Samsung announced today that it has made a deal to acquire Joyent, a U.S.-based provider of cloud computing solutions, for an undisclosed sum of money. In a statement issued to the media, the company says it will use the company’s expertise to support and grow its lineup of mobile and internet of things (IoT) products and services.
At first glance, the deal appears more reactionary than forward thinking — after all, it seems every tech company is doing something related to cloud storage — but there’s good reason Samsung plans to buy Joyent.
According to Engadget, the conglomerate depends on AWS, Amazon’s cloud company, to provide cloud storage to its customers and power some of its mobile apps. Moving forward, Samsung will be able to instead turn to a company it owns to accomplish those tasks.

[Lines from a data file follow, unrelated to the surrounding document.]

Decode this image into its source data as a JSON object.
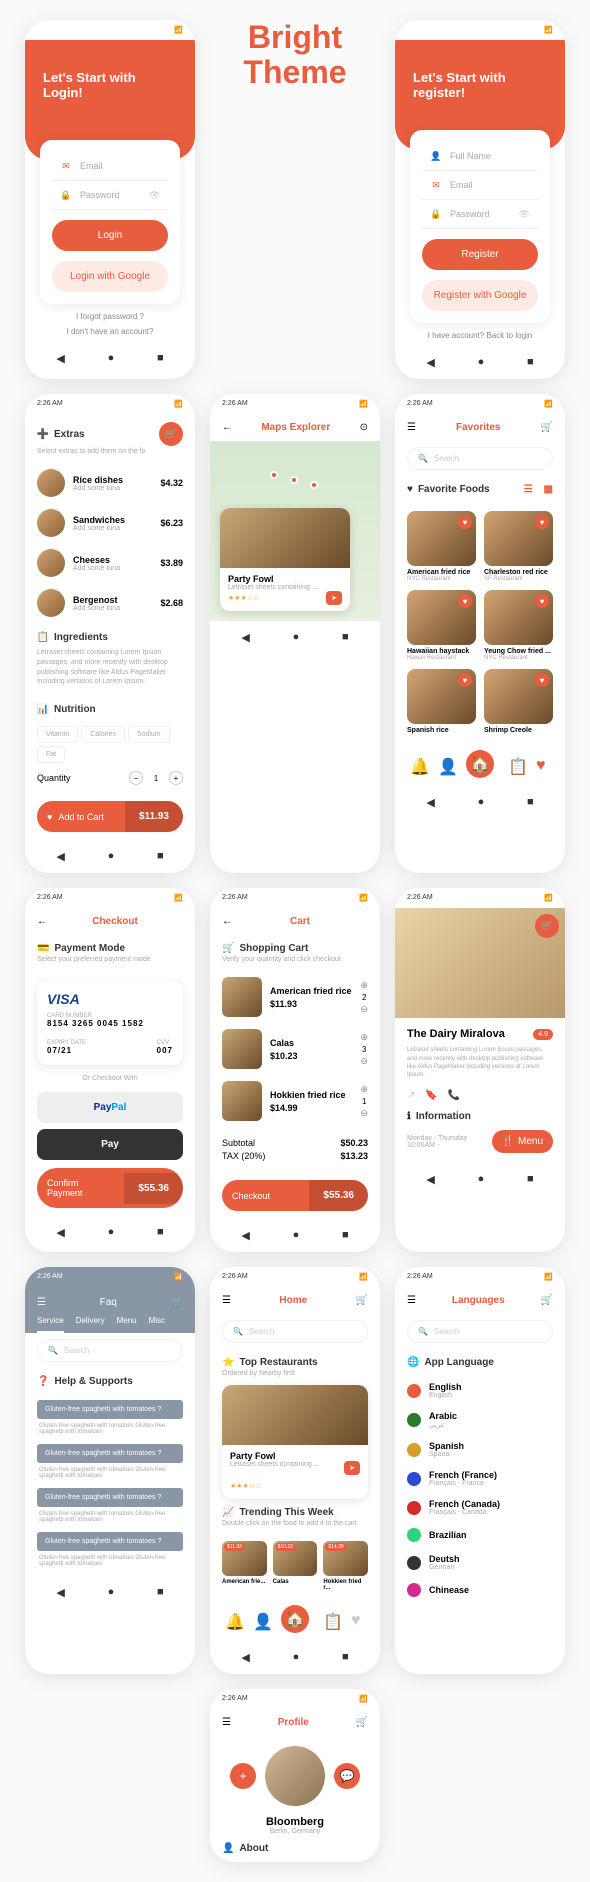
{
  "theme": {
    "l1": "Bright",
    "l2": "Theme"
  },
  "status_time": "2:26 AM",
  "login": {
    "title": "Let's Start with Login!",
    "email": "Email",
    "password": "Password",
    "btn": "Login",
    "btn2": "Login with Google",
    "link1": "I forgot password ?",
    "link2": "I don't have an account?"
  },
  "register": {
    "title": "Let's Start with register!",
    "name": "Full Name",
    "email": "Email",
    "password": "Password",
    "btn": "Register",
    "btn2": "Register with Google",
    "link": "I have account? Back to login"
  },
  "extras": {
    "title": "Extras",
    "sub": "Select extras to add them on the fo",
    "items": [
      {
        "n": "Rice dishes",
        "s": "Add some tuna",
        "p": "$4.32"
      },
      {
        "n": "Sandwiches",
        "s": "Add some tuna",
        "p": "$6.23"
      },
      {
        "n": "Cheeses",
        "s": "Add some tuna",
        "p": "$3.89"
      },
      {
        "n": "Bergenost",
        "s": "Add some tuna",
        "p": "$2.68"
      }
    ],
    "ing": "Ingredients",
    "desc": "Letraset sheets containing Lorem Ipsum passages, and more recently with desktop publishing software like Aldus PageMaker including versions of Lorem Ipsum.",
    "nut": "Nutrition",
    "chips": [
      "Vitamin",
      "Calories",
      "Sodium",
      "Fat"
    ],
    "qty": "Quantity",
    "qn": "1",
    "add": "Add to Cart",
    "price": "$11.93"
  },
  "checkout": {
    "title": "Checkout",
    "pm": "Payment Mode",
    "pms": "Select your preferred payment mode",
    "card_lbl": "CARD NUMBER",
    "card": "8154 3265 0045 1582",
    "exp_lbl": "EXPIRY DATE",
    "exp": "07/21",
    "cvv_lbl": "CVV",
    "cvv": "007",
    "or": "Or Checkout With",
    "pp": "PayPal",
    "ap": "Pay",
    "confirm": "Confirm Payment",
    "total": "$55.36"
  },
  "faq": {
    "title": "Faq",
    "tabs": [
      "Service",
      "Delivery",
      "Menu",
      "Misc"
    ],
    "search": "Search",
    "help": "Help & Supports",
    "q": "Gluten-free spaghetti with tomatoes ?",
    "a": "Gluten-free spaghetti with tomatoes Gluten-free spaghetti with tomatoes"
  },
  "maps": {
    "title": "Maps Explorer",
    "name": "Party Fowl",
    "sub": "Letraset sheets containing ..."
  },
  "cart": {
    "title": "Cart",
    "sh": "Shopping Cart",
    "ss": "Verify your quantity and click checkout",
    "items": [
      {
        "n": "American fried rice",
        "p": "$11.93",
        "q": "2"
      },
      {
        "n": "Calas",
        "p": "$10.23",
        "q": "3"
      },
      {
        "n": "Hokkien fried rice",
        "p": "$14.99",
        "q": "1"
      }
    ],
    "sub": "Subtotal",
    "subv": "$50.23",
    "tax": "TAX (20%)",
    "taxv": "$13.23",
    "co": "Checkout",
    "total": "$55.36"
  },
  "home": {
    "title": "Home",
    "search": "Search",
    "top": "Top Restaurants",
    "tops": "Ordered by Nearby first",
    "name": "Party Fowl",
    "sub": "Letraset sheets containing ...",
    "trend": "Trending This Week",
    "trends": "Double click on the food to add it to the cart",
    "t": [
      {
        "n": "American frie...",
        "p": "$11.93"
      },
      {
        "n": "Calas",
        "p": "$10.23"
      },
      {
        "n": "Hokkien fried r...",
        "p": "$14.99"
      }
    ]
  },
  "profile": {
    "title": "Profile",
    "name": "Bloomberg",
    "loc": "Berlin, Germany",
    "about": "About"
  },
  "fav": {
    "title": "Favorites",
    "search": "Search",
    "ff": "Favorite Foods",
    "items": [
      {
        "n": "American fried rice",
        "r": "NYC Restaurant"
      },
      {
        "n": "Charleston red rice",
        "r": "SF Restaurant"
      },
      {
        "n": "Hawaiian haystack",
        "r": "Hawaii Restaurant"
      },
      {
        "n": "Yeung Chow fried ...",
        "r": "NYC Restaurant"
      },
      {
        "n": "Spanish rice",
        "r": ""
      },
      {
        "n": "Shrimp Creole",
        "r": ""
      }
    ]
  },
  "rest": {
    "name": "The Dairy Miralova",
    "rating": "4.9",
    "desc": "Letraset sheets containing Lorem Ipsum passages, and more recently with desktop publishing software like Aldus PageMaker including versions of Lorem Ipsum.",
    "info": "Information",
    "hours": "Monday - Thursday   10:00AM -",
    "menu": "Menu"
  },
  "lang": {
    "title": "Languages",
    "search": "Search",
    "app": "App Language",
    "items": [
      {
        "n": "English",
        "s": "English"
      },
      {
        "n": "Arabic",
        "s": "عربي"
      },
      {
        "n": "Spanish",
        "s": "Spana"
      },
      {
        "n": "French (France)",
        "s": "Français - France"
      },
      {
        "n": "French (Canada)",
        "s": "Français - Canada"
      },
      {
        "n": "Brazilian",
        "s": ""
      },
      {
        "n": "Deutsh",
        "s": "German"
      },
      {
        "n": "Chinease",
        "s": ""
      }
    ]
  }
}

Moving forward, it will be interesting to see how this acquisition affects the company’s smartphone business. We’ve seen companies like Apple continue to ship smartphones with miniscule amounts of internal storage mostly as a way to incentivize users to subscribe to its iCloud service. For Samsung, one of the world’s leading manufacturers of solid state storage and previously without a cloud storage solution of its own, it didn’t make a lot of sense to push its customers in that direction. With the Joyent acquisition, the calculus of that decision changes somewhat.
As TechCrunch notes, this is the third U.S.-based tech company Samsung has acquired in as many years. Previously, the company acquired IoT provider SmartThings and then LoopPay, the company behind its mobile payments solution. In those two previous cases, both acquisitions opened up new business opportunities to the South Korean giant.